Dec. 12 () –
A new study led by NASA has found that the way rain falls in a given year is almost as important to the world’s vegetation as the amount.
In a report published in Naturethe researchers showed that even in years with similar rainfall totals, The plants behaved differently when the water came in fewer bursts and in greater quantity.
In years with less frequent but more concentrated rainfall, plants in drier environments like the southwestern United States were more likely to thrive. In humid ecosystems such as the Central American rainforest, vegetation tended to perform worse, possibly because it could not tolerate longer dry periods.
Scientists had previously estimated that almost half of the world’s vegetation is driven primarily by the amount of rain that falls in a year. Less known is the role of daily variability, he said in a statement lead author Andrew Feldman, a hydrologist and ecosystem scientist at NASA’s Goddard Space Flight Center in Greenbelt, Maryland. Changing precipitation patterns are producing stronger storms, with longer dry periods between them, compared to a century ago.

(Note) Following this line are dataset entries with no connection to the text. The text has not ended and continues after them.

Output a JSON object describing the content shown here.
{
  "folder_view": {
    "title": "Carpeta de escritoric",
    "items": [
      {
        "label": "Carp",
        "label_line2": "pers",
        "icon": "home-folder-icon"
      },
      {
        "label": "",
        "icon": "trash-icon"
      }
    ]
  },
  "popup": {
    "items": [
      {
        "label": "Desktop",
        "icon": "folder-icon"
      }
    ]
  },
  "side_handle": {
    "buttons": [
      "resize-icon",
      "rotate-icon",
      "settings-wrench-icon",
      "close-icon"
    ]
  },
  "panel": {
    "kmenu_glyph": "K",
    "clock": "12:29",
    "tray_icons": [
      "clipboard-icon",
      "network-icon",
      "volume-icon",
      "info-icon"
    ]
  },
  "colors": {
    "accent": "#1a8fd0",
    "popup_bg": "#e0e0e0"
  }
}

“You can think of it this way: If you have a houseplant, what happens if you give it a full jar of water on Sunday instead of a third of a jar on Monday, Wednesday and Friday?” Feldman said. If we apply that measurement to the size of the US Corn Belt or a rainforest, The answer could have implications for crop yields and, ultimately, for the amount of carbon dioxide that plants remove from the atmosphere.
The team, which includes researchers from the United States Department of Agriculture and several universities, analyzed two decades of field and satellite observations covering millions of square kilometers. His study area covered diverse landscapes from Siberia to the southern tip of Patagonia.
They found that plants on 42% of Earth’s vegetated land surface were sensitive to daily variability in rainfall. Of those, just over half performed better (often showing greater growth) in years with fewer but more intense wet days. These include cropland as well as drier landscapes such as grasslands and deserts.
In contrast, hardwood forests (e.g., oak, maple, and beech) and low- and mid-latitude rainforests tended to perform worse under these conditions. The effect was especially pronounced in Indo-Pacific rainforests, including those of the Philippines and Indonesia.
Statistically, daily rainfall variability was almost as important as annual rainfall totals. to drive growth around the world.
The new study was based primarily on a set of NASA missions and data sets, including the Integrated Multi-satellite Retrievals for GPM (IMERG) algorithm, which provides rain and snowfall rates for most of the planet every 30 minutes using a network of international satellites.
ANALYSIS OF ‘GREENNESS’ BY SATELLITE
To measure the plants’ response from day to day, the researchers calculated how green an area appeared in satellite images. ‘Greenness’, also known as the normalized difference vegetation index, is commonly used to estimate the density and health of vegetation. They also tracked a faint reddish light that plants emit during photosynthesis, when a plant absorbs sunlight to convert carbon dioxide and water into food, its chlorophyll “losing” unused photons. This faint light is called sun-induced fluorescence and is a telltale sign of flourishing vegetation.
Not visible to the naked eye, plant fluorescence can be detected by instruments aboard satellites such as NASA’s Orbital Carbon Observatory-2 (OCO-2). Launched in 2014, OCO-2 has observed the US Midwest with strong fluorescence during the growing season.
Feldman said the findings highlight the vital role plants play in moving carbon around the Earth, a process called the carbon cycle. Vegetation, including crops, forests and grasslands, forms a vast carbon “sink”, which absorbs excess carbon dioxide from the atmosphere.
“A more precise understanding of how plants thrive or decline day to day, storm to storm, could help us better understand their role in that critical cycle,” Feldman said.